Ja też próbuje ogarnąć swój wykres ale jakąś masakrę mam ;(
Z temperatur wychodziło mi zupełnie inaczej aniżeli z testów. Ja też mam niskąpodstawową... najniższa odnotowana temperatura to 35,2. Najczęściej w pierwszej fazie mam 35,3-35,9... A potem wzrasta mi maks do 36,7... może z kilka razy miałam wyższą...
Mierzę na razie klasycznym. Myślę nad zakupieniem elektronicznego... tylko nie wiem jaki.
Może polecicie coś??
 
Trzymam za Ciebie kciuki. Mam nadzieję, że obu nam się uda. Ginekolog powiedział mi by powtórzyć stymulacje. Jeśli raz zaskoczyło może i kolejny zaskoczy. Teraz przeżywam moją wewnętrzną tragedię ale gdzieś w głębi serca mam nadzieję. Mnie dzięki terapii udało się wrzucić na luz. Nie robiłam z każdego okresu tragedii i staraliśmy się by nasze starania nie stały się tylko obowiązkiem tylko przyjemnością. Teraz boję się że może to się zmienić i znów nie będę mogła myśleć o niczym innym niż ciąża. Nie chciała bym się po prostu cofnąć w swoich działaniach bo bardzo dużo mnie kosztowało pracy by znów cieszyć się z tego co mam.
Musimy ;) nie możemy dać się zwariować. Najgorsze jest takie czekanie, dlatego trzeba czerpać z życia i poświęcić głowę temu co się ma. W naszym przypadku -naszym połówką, bo nie każdy ma to szczęście- wspierającego mężczyznę!!

Mam nadzieję, że niebawem obie będziemy mogły napisać o dobrych nowinach.
Ja długo zbierałam się, żeby tutaj u Was coś napisać.
 
A bierzesz pod uwagę takie czynniki jak słaby sen, alkohol, jakieś odskoki od normalnego trybu??

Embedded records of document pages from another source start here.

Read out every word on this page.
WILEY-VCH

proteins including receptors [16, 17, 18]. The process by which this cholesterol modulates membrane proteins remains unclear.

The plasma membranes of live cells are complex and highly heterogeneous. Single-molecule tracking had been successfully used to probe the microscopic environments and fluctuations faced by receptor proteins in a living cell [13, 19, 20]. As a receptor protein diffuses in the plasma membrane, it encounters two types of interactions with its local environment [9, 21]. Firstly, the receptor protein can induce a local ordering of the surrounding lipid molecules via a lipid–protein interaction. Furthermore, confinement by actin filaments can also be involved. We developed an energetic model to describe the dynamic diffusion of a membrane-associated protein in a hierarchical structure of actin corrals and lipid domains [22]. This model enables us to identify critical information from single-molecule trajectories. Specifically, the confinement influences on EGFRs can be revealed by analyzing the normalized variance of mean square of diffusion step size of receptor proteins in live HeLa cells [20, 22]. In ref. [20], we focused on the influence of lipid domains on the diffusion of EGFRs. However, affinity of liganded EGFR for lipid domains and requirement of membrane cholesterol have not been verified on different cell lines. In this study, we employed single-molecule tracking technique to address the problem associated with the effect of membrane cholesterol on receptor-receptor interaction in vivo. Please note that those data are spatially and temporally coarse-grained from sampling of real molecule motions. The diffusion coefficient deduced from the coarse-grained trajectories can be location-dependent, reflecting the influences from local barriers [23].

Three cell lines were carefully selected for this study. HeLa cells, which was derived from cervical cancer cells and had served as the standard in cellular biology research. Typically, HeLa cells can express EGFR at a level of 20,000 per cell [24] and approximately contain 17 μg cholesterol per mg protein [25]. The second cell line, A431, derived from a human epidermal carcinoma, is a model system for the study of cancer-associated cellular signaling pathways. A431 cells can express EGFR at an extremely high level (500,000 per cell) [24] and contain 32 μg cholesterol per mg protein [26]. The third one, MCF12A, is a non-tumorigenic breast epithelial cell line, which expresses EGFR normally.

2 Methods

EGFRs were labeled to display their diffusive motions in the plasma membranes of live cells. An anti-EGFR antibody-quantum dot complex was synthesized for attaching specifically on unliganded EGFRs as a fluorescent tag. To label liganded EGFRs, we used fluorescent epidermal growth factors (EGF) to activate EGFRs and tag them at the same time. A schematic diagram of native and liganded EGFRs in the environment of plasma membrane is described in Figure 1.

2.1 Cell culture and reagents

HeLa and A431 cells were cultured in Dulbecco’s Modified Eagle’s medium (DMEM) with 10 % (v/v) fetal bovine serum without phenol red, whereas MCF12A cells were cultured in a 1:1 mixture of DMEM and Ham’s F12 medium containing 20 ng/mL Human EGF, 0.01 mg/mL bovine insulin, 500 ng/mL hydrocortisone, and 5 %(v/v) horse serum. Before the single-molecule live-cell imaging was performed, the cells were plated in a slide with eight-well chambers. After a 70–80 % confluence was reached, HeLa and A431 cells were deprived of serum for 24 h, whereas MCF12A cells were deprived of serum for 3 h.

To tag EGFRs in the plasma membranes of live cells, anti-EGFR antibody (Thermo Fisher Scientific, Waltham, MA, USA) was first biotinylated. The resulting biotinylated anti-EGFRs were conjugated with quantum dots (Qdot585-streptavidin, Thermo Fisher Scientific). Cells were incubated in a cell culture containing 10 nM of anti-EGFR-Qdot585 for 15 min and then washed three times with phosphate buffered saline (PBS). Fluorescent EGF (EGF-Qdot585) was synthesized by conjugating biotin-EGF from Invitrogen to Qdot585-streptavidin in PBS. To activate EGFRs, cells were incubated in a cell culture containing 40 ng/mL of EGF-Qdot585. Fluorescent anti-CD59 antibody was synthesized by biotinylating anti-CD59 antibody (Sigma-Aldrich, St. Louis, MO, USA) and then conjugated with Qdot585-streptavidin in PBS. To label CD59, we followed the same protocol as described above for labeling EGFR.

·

Ja też próbuje ogarnąć swój wykres ale jakąś masakrę mam ;(
Z temperatur wychodziło mi zupełnie inaczej aniżeli z testów. Ja też mam niskąpodstawową... najniższa odnotowana temperatura to 35,2. Najczęściej w pierwszej fazie mam 35,3-35,9... A potem wzrasta mi maks do 36,7... może z kilka razy miałam wyższą...
Mierzę na razie klasycznym. Myślę nad zakupieniem elektronicznego... tylko nie wiem jaki.
Może polecicie coś??
Ja mierze temperaturę zwykłym elektronicznym termometrem ale on ma dwa miejsca po przecinku i wprowadzam dane do aplikacji pod nazwą "flo" i "ovuview"
 
Dodam, że ja miałam kryzys w poprzednim cyklu jak znowu przyszła @ :(
Raczej z natury jestem twardą osobą... nie rozczulam się... po poronieniu A raczej po informacji płakałam pół dnia- bo siedziałam sama w domu. Mąż musiał iść do pracy. Potem się wzięłam w garść i starałam trzymać w ryzach. Wróciłam w wir pracy i życia z ludźmi. Ale niedawno jakoś wszystko znowu pękło. Tym razem krotko- bo mąż był obok i wspierał dzielnie.